Mankind is long accustomed to natural catastrophes, hurricanes and earthquakes, volcanic eruptions and plagues. We have as well a long, bloody history of eliminating those we regard as enemies. In the twentieth century, human beings devised ever more efficient ways of killing one another: machine guns, poison gas, aerial fire bombings, and concentration camps.

But never before had anyone conceived of weapons that could destroy the entire human race.

This use of the atom has changed forever the way we regard our future. That this is so can be seen in the explosion of apocalyptic literature in the last seventy years.

Prior to Hiroshima, few writers outside of religious tomes contemplated the possible destruction of mankind. Novels like Mary Shelley’s The Last Man and H.G. Wells’s The Time Machine and The War of the Worlds were rarities in the nineteenth century.

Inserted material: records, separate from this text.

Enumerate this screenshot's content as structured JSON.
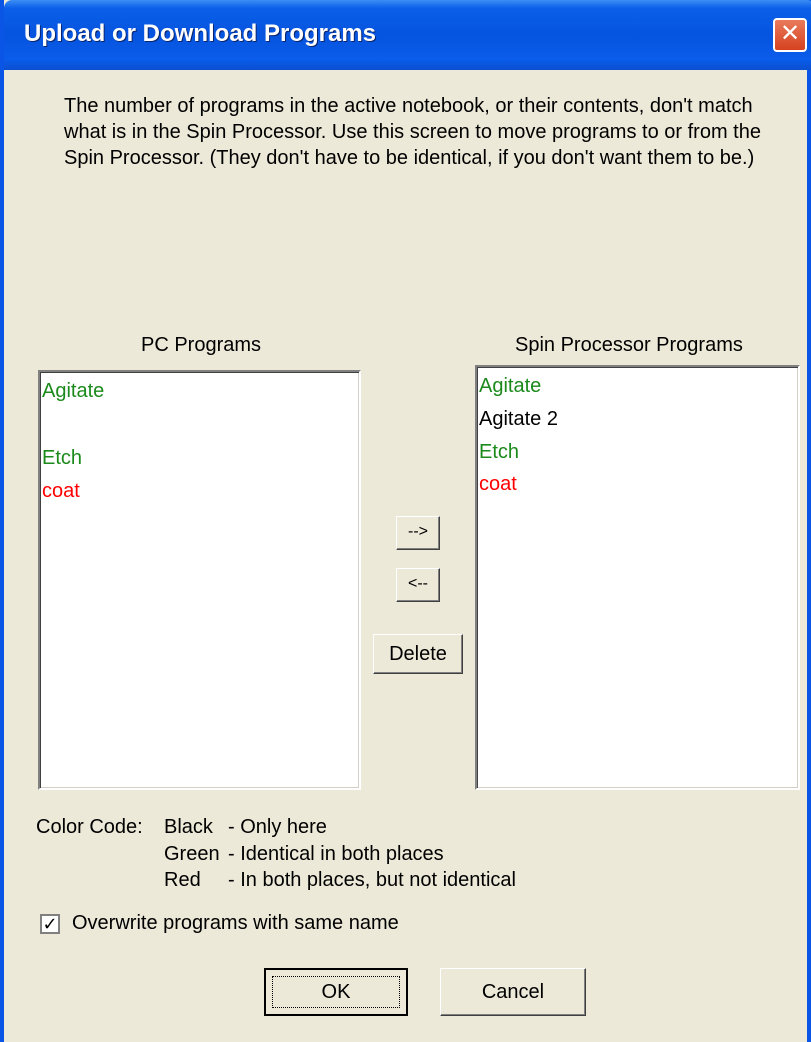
{
  "window": {
    "title": "Upload or Download Programs",
    "close_glyph": "✕"
  },
  "description": [
    "The number of programs in the active notebook, or their contents, don't match",
    "what is in the Spin Processor. Use this screen to move programs to or from the",
    "Spin Processor. (They don't have to be identical, if you don't want them to be.)"
  ],
  "pc_list": {
    "label": "PC Programs",
    "items": [
      {
        "text": "Agitate",
        "color": "#1b8a1b"
      },
      {
        "text": "",
        "color": "#000000"
      },
      {
        "text": "Etch",
        "color": "#1b8a1b"
      },
      {
        "text": "coat",
        "color": "#ff0000"
      }
    ]
  },
  "spin_list": {
    "label": "Spin Processor Programs",
    "items": [
      {
        "text": "Agitate",
        "color": "#1b8a1b"
      },
      {
        "text": "Agitate 2",
        "color": "#000000"
      },
      {
        "text": "Etch",
        "color": "#1b8a1b"
      },
      {
        "text": "coat",
        "color": "#ff0000"
      }
    ]
  },
  "buttons": {
    "to_spin": "-->",
    "to_pc": "<--",
    "delete": "Delete",
    "ok": "OK",
    "cancel": "Cancel"
  },
  "legend": {
    "heading": "Color Code:",
    "rows": [
      {
        "color": "Black",
        "desc": "- Only here"
      },
      {
        "color": "Green",
        "desc": "- Identical in both places"
      },
      {
        "color": "Red",
        "desc": "- In both places, but not identical"
      }
    ]
  },
  "overwrite": {
    "label": "Overwrite programs with same name",
    "checked": true,
    "check_glyph": "✓"
  }
}
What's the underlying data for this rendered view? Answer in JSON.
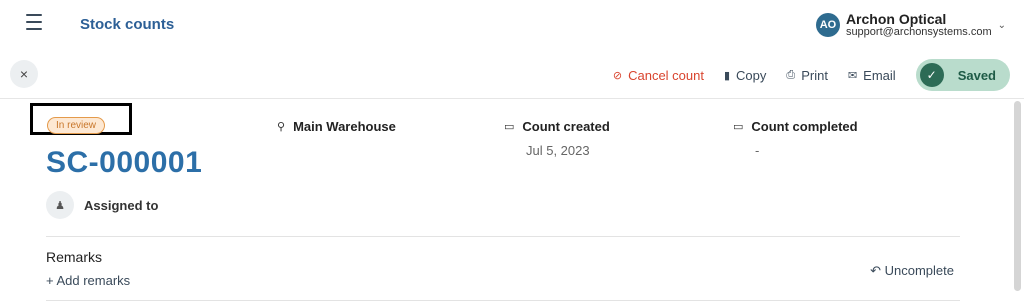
{
  "header": {
    "title": "Stock counts",
    "account": {
      "initials": "AO",
      "name": "Archon Optical",
      "email": "support@archonsystems.com"
    }
  },
  "toolbar": {
    "close_label": "×",
    "cancel_label": "Cancel count",
    "copy_label": "Copy",
    "print_label": "Print",
    "email_label": "Email",
    "saved_label": "Saved"
  },
  "document": {
    "status": "In review",
    "id": "SC-000001",
    "warehouse": "Main Warehouse",
    "count_created_label": "Count created",
    "count_created_value": "Jul 5, 2023",
    "count_completed_label": "Count completed",
    "count_completed_value": "-",
    "assigned_label": "Assigned to",
    "remarks_label": "Remarks",
    "add_remarks_label": "+ Add remarks",
    "uncomplete_label": "Uncomplete"
  },
  "colors": {
    "accent": "#2c6fa8",
    "cancel": "#d9442e",
    "saved_bg": "#b9dccc",
    "status_badge": "#fde8d3"
  },
  "icons": {
    "menu": "hamburger-icon",
    "close": "close-icon",
    "cancel": "ban-icon",
    "copy": "copy-icon",
    "print": "printer-icon",
    "email": "envelope-icon",
    "saved": "check-icon",
    "warehouse": "location-pin-icon",
    "created": "calendar-icon",
    "completed": "calendar-icon",
    "assignee": "user-icon",
    "uncomplete": "undo-icon"
  }
}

Since 1945, however, apocalyptic books and movies have become a genre all its own. From Pat Frank’s 1959 novel Alas, Babylon, which fascinated and terrified me in ninth grade, to Walter Miller’s A Canticle For Leibowitz, which roused discussion in my college literature class, from television shows like Jericho to movies like The Book of Eli, our culture is inundated with fictions predicting not only the demise of the human race by nuclear warfare, but by other manmade machinations as well: lab-manufactured infectious diseases, genetically altered foodstuffs, cyber attacks, germ warfare, and climate disasters.

Some of these books and films have exerted influence in the highest reaches of government. William Forstchen’s One Second After, for example, describes what happens to a town in western North Carolina when an atmospheric nuclear explosion causes an electromagnetic pulse (EMP). The EMP shuts down all of the country’s electrical systems, sending millions of people in the blink of an eye back to an age lit only by fire and the tormented by starvation, disease, and human savagery. In 2009, Congressman Roscoe Bartlett cited One Second After in the House of Representatives, urging that every American read it and wake up to the dangers of such an attack.

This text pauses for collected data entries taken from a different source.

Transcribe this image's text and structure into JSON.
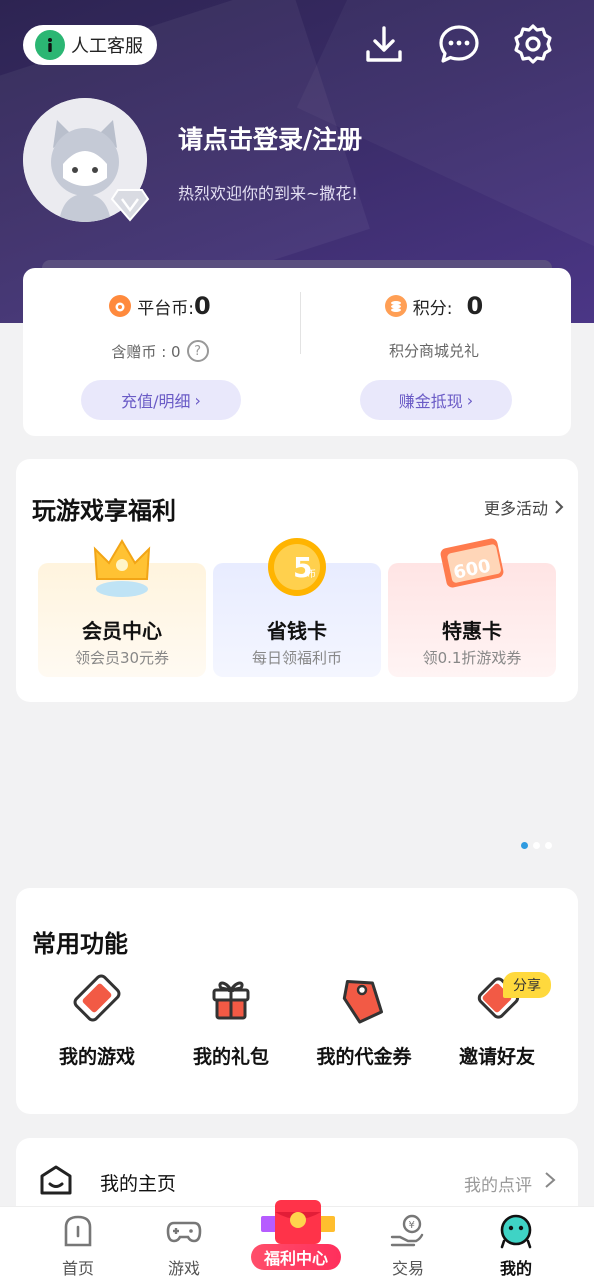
{
  "header": {
    "customer_service": "人工客服",
    "icons": [
      "download-icon",
      "message-icon",
      "settings-icon"
    ],
    "login_title": "请点击登录/注册",
    "welcome_text": "热烈欢迎你的到来~撒花!"
  },
  "stats": {
    "platform_coin_label": "平台币:",
    "platform_coin_value": "0",
    "gift_coin_label": "含赠币 : 0",
    "recharge_button": "充值/明细",
    "points_label": "积分:",
    "points_value": "0",
    "points_mall": "积分商城兑礼",
    "earn_button": "赚金抵现"
  },
  "welfare": {
    "title": "玩游戏享福利",
    "more": "更多活动",
    "items": [
      {
        "title": "会员中心",
        "subtitle": "领会员30元券"
      },
      {
        "title": "省钱卡",
        "subtitle": "每日领福利币",
        "badge": "5"
      },
      {
        "title": "特惠卡",
        "subtitle": "领0.1折游戏券",
        "badge": "600"
      }
    ]
  },
  "common": {
    "title": "常用功能",
    "share_tag": "分享",
    "items": [
      {
        "label": "我的游戏"
      },
      {
        "label": "我的礼包"
      },
      {
        "label": "我的代金券"
      },
      {
        "label": "邀请好友"
      }
    ]
  },
  "profile": {
    "label": "我的主页",
    "review": "我的点评"
  },
  "tabbar": {
    "home": "首页",
    "games": "游戏",
    "welfare_center": "福利中心",
    "trade": "交易",
    "mine": "我的"
  },
  "colors": {
    "hero": "#3a2c68",
    "accent": "#6a5bc6",
    "welfare_red": "#ff2f5c",
    "pagination_active": "#2f9be0"
  }
}
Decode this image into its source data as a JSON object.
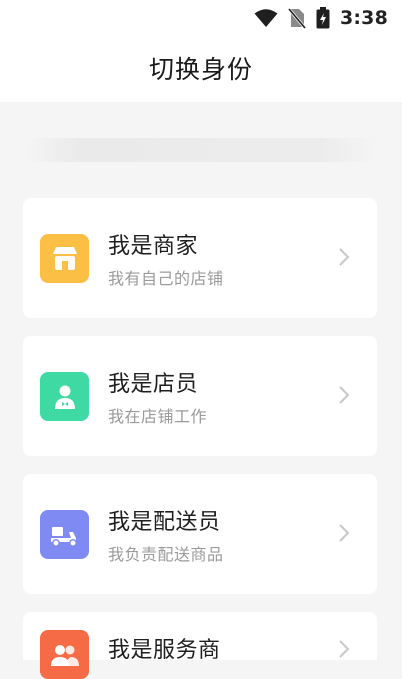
{
  "status": {
    "time": "3:38",
    "icons": [
      "wifi-icon",
      "no-sim-icon",
      "battery-charging-icon"
    ]
  },
  "header": {
    "title": "切换身份"
  },
  "roles": [
    {
      "name": "我是商家",
      "desc": "我有自己的店铺",
      "icon": "store-icon",
      "color": "#fbbf45"
    },
    {
      "name": "我是店员",
      "desc": "我在店铺工作",
      "icon": "clerk-icon",
      "color": "#3fd9a4"
    },
    {
      "name": "我是配送员",
      "desc": "我负责配送商品",
      "icon": "delivery-scooter-icon",
      "color": "#7f8bf2"
    },
    {
      "name": "我是服务商",
      "desc": "",
      "icon": "service-provider-icon",
      "color": "#f56b45"
    }
  ],
  "colors": {
    "chevron": "#c8c8c8",
    "background": "#f5f5f5"
  }
}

Like William Forstchen, the writers and filmmakers of these cataclysmic stories intend their work as warnings, signposts of paths to be avoided. They understand the dangers inherent in the dark side of our science. They see that human folly, mistakes in diplomacy, errors in technology, some lunatic radical fringe, or other variables might result in a holocaust.

Weirdly, some among us wish for just such a nightmare, a time when disaster shakes the foundations of civilization and the world falls into a New Dark Age. Do a Google search for “those who want the apocalypse,” and you’ll find people who hope for an end to automobiles, showers, coffee, credit cards, and computers.

Why would some who watch the same movies and read the same books as the rest of us come away with such a radically different take on the message? Why would they harbor a clandestine wish for disaster?

Here are two theories.

First, some people genuinely despise humanity. Some believe the erasure of mankind would improve the planet. Like the Roman Emperor Caligula, who supposedly wished that the Roman people “had but one neck” so that he could slice it through, these misanthropes would celebrate the death of the human race.

Second, all these stories feature a handful of survivors battling to stay alive, and I suspect some people desire themselves to be members of this heroic band. Never do they imagine themselves blown into dust at Ground Zero. Once in a grocery store the frail cashier said to the woman in the checkout line ahead of me that she would be glad if everything collapsed. Looking at her, I thought to myself, “Young lady, you’d last less than a week.”

As my mom used to say, “Be careful what you wish for.”

Meanwhile, the rest of us – those of us who enjoy our morning coffee and showers, who treasure the medicines and doctors who keep us alive, who prefer eating hamburgers and salads to slugs and frogs, who may find civilization complicated but who want our family and friends to keep breathing – must be vigilant, encourage our leaders to seek peace rather than war, and defend civilization.

We must look back at Nagasaki and Hiroshima, and say, “Never again.”